Let's visualize the number of listings on the New York City Map.
plt.figure(figsize=(15,6))
sns.scatterplot(df.longitude,df.latitude,hue=df.neighbourhood_group)
The 3D visualizations below show the price distribution of the listings by borough and room type. Staten Island seems to contain the least expensive listings as compared to all the other boroughs.
fig = px.scatter_3d(df, x='latitude', y='longitude', z='price',
color='neighbourhood_group')
fig.show()
fig = px.scatter_3d(df, x='room_type', y='neighbourhood_group', z='price',
color='room_type')
fig.show()
Top 5 neighbourhoods with the least expensive listings:
Inexpensive_neighbourhoods = df.groupby('neighbourhood').agg({'price': 'mean'}).sort_values('price').reset_index()
plt.figure(figsize=(12,6))
sns.barplot(y="neighbourhood", x="price", palette = 'Greens', data=Inexpensive_neighbourhoods.head(5))
plt.ioff()
Top 5 neighbourhoods with the most expensive listings:
plt.figure(figsize=(12,6))
sns.barplot(y="neighbourhood", x="price", palette = 'Reds', data=Inexpensive_neighbourhoods.tail(5))
plt.ioff()
Plotting all the listings in New York City on a heat map based on their price distribution:
plt.figure(figsize=(10,6))
sub=df[df.price<500]
scat=sub.plot(kind='scatter', x='longitude',y='latitude', label = 'price', cmap = 'Purples', c='price',colorbar=True,figsize=(10,10));
scat.legend()
Brooklyn contains the most number of private room listings.
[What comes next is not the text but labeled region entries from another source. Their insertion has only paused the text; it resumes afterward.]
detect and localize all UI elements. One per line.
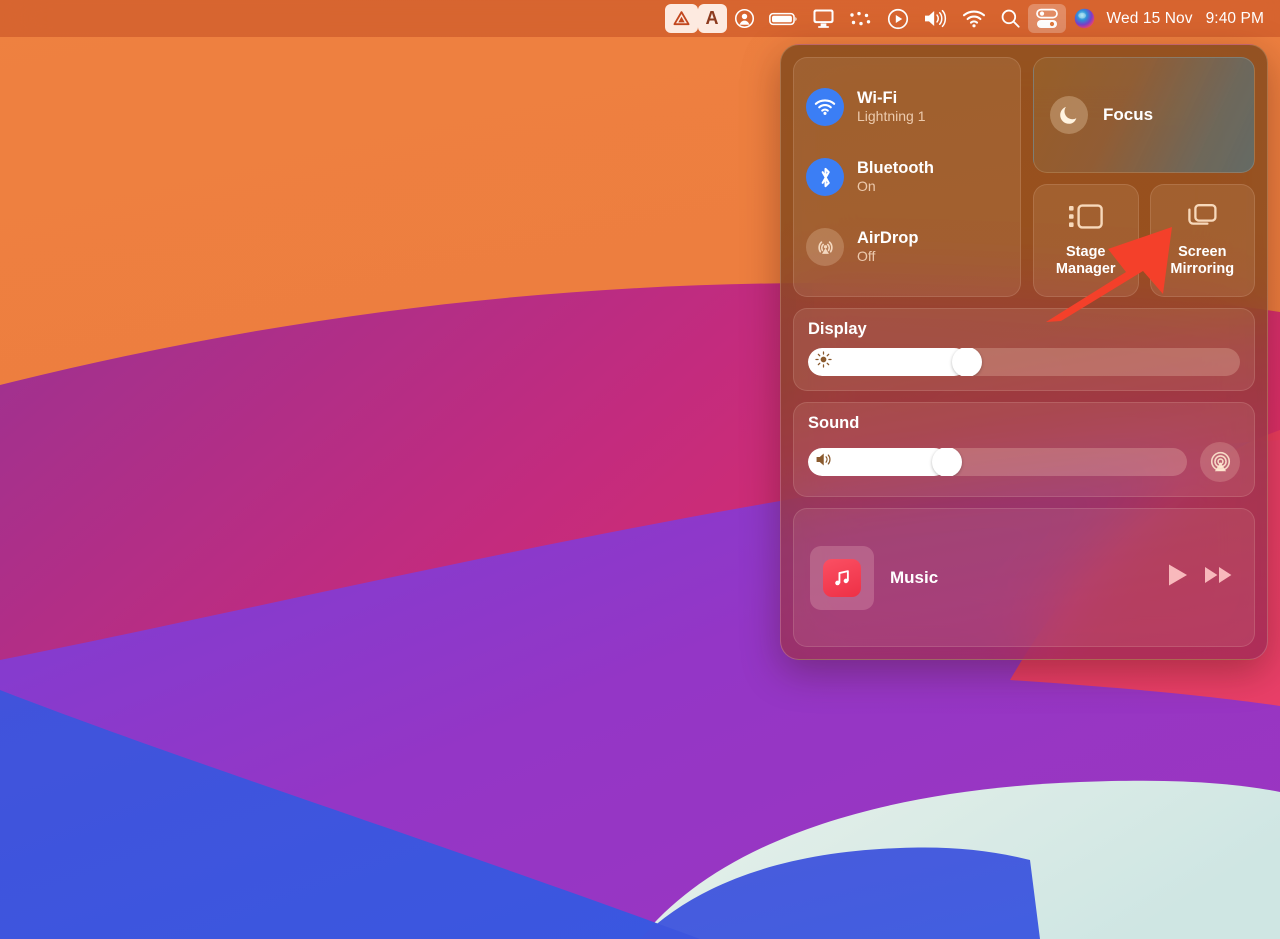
dots-icon[interactable] (842, 4, 880, 33)
display-slider-wrap (808, 348, 1240, 376)
play-icon[interactable] (1166, 562, 1190, 593)
airdrop-status: Off (857, 249, 918, 265)
stage-manager-icon (1069, 203, 1103, 235)
focus-label: Focus (1103, 105, 1153, 125)
drive-triangle-icon[interactable] (665, 4, 698, 33)
airdrop-row[interactable]: AirDrop Off (806, 228, 1008, 266)
airdrop-label: AirDrop (857, 229, 918, 247)
control-center-panel: Wi-Fi Lightning 1 Bluetooth On (780, 44, 1268, 660)
volume-icon[interactable] (916, 4, 955, 33)
sound-slider-knob[interactable] (932, 448, 962, 476)
desktop-screen: A (0, 0, 1280, 939)
airdrop-icon[interactable] (806, 228, 844, 266)
menu-bar-clock[interactable]: Wed 15 Nov 9:40 PM (1103, 10, 1270, 28)
clock-date: Wed 15 Nov (1107, 10, 1193, 28)
music-controls (1166, 562, 1238, 593)
display-slider-fill (808, 348, 968, 376)
display-title: Display (808, 320, 1240, 339)
wifi-icon[interactable] (806, 88, 844, 126)
focus-tile[interactable]: Focus (1033, 57, 1255, 173)
sound-module: Sound (793, 402, 1255, 497)
wifi-text: Wi-Fi Lightning 1 (857, 89, 926, 125)
user-account-icon[interactable] (727, 4, 762, 33)
sound-slider-fill (808, 448, 948, 476)
sound-title: Sound (808, 414, 1240, 433)
wifi-label: Wi-Fi (857, 89, 926, 107)
wifi-icon[interactable] (955, 4, 993, 33)
display-brightness-slider[interactable] (808, 348, 1240, 376)
screen-mirroring-label: Screen Mirroring (1157, 244, 1249, 277)
sound-slider-wrap (808, 442, 1240, 482)
music-artwork (810, 546, 874, 610)
screen-mirroring-tile[interactable]: Screen Mirroring (1150, 184, 1256, 297)
bluetooth-row[interactable]: Bluetooth On (806, 158, 1008, 196)
display-icon[interactable] (805, 4, 842, 33)
bluetooth-status: On (857, 179, 934, 195)
music-module[interactable]: Music (793, 508, 1255, 647)
clock-time: 9:40 PM (1206, 10, 1264, 28)
airplay-audio-icon[interactable] (1200, 442, 1240, 482)
wifi-row[interactable]: Wi-Fi Lightning 1 (806, 88, 1008, 126)
music-title: Music (890, 568, 1150, 588)
menu-bar: A (0, 0, 1280, 37)
bluetooth-label: Bluetooth (857, 159, 934, 177)
adobe-a-glyph: A (706, 4, 719, 33)
display-slider-knob[interactable] (952, 348, 982, 376)
wifi-status: Lightning 1 (857, 109, 926, 125)
moon-icon (1050, 96, 1088, 134)
sound-volume-slider[interactable] (808, 448, 1187, 476)
speaker-icon (815, 451, 836, 473)
siri-icon[interactable] (1066, 4, 1103, 33)
connectivity-module: Wi-Fi Lightning 1 Bluetooth On (793, 57, 1021, 297)
quick-tiles-row: Stage Manager Screen Mirroring (1033, 184, 1255, 297)
adobe-a-icon[interactable]: A (698, 4, 727, 33)
stage-manager-tile[interactable]: Stage Manager (1033, 184, 1139, 297)
fast-forward-icon[interactable] (1204, 564, 1234, 591)
play-circle-icon[interactable] (880, 4, 916, 33)
search-icon[interactable] (993, 4, 1028, 33)
brightness-icon (815, 351, 832, 373)
stage-manager-label: Stage Manager (1040, 244, 1132, 277)
display-module: Display (793, 308, 1255, 391)
control-center-right-column: Focus (1033, 57, 1255, 297)
screen-mirroring-icon (1187, 203, 1218, 235)
bluetooth-text: Bluetooth On (857, 159, 934, 195)
control-center-top-row: Wi-Fi Lightning 1 Bluetooth On (793, 57, 1255, 297)
battery-icon[interactable] (762, 4, 805, 33)
airdrop-text: AirDrop Off (857, 229, 918, 265)
music-app-icon (823, 559, 861, 597)
control-center-icon[interactable] (1028, 4, 1066, 33)
bluetooth-icon[interactable] (806, 158, 844, 196)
Manhattan tops the list of Entire home/apartment listings. Shared rooms aren't very popular amongst any of the boroughs.
plt.figure(figsize=(10,6))
sns.countplot(x = 'room_type',hue = 'neighbourhood_group', palette = 'RdPu', data = df)
plt.title('Room types vs Boroughs')
plt.show()
Most popular rooms based off the number of reviews:
most_popular=df.sort_values(by=['number_of_reviews'],ascending=False).head(100)
most_popular.head()
print('Most Popular Rooms')
map=folium.Map(location = [40.73,-73.93])
map_rooms=plugins.MarkerCluster().add_to(map)
for lat,lon,label in zip(most_popular.latitude,most_popular.longitude,most_popular.name):
folium.Marker(location=[lat,lon],icon=folium.Icon(icon='fire'),popup=label).add_to(map_rooms)
map.add_child(map_rooms)
map
Lastly, let's create a wordcloud to visualize the most commonly used words in listings:
#word cloud
text = " ".join(str(each) for each in df.name)
# Create and generate a word cloud image:
wordcloud = WordCloud(max_words=50, background_color="white").generate(text)
plt.figure(figsize=(10,6))
plt.figure(figsize=(15,10))
# Display the generated image:
plt.imshow(wordcloud, interpolation='bilinear')
plt.axis("off")
plt.show()
Through the explorartory data analysis conducted on the Airbnb Listings in New York City for the year 2019, we have successfully extracted a number of insights from the data, and through the different visualizations, identified the many trends and patterns present in the data.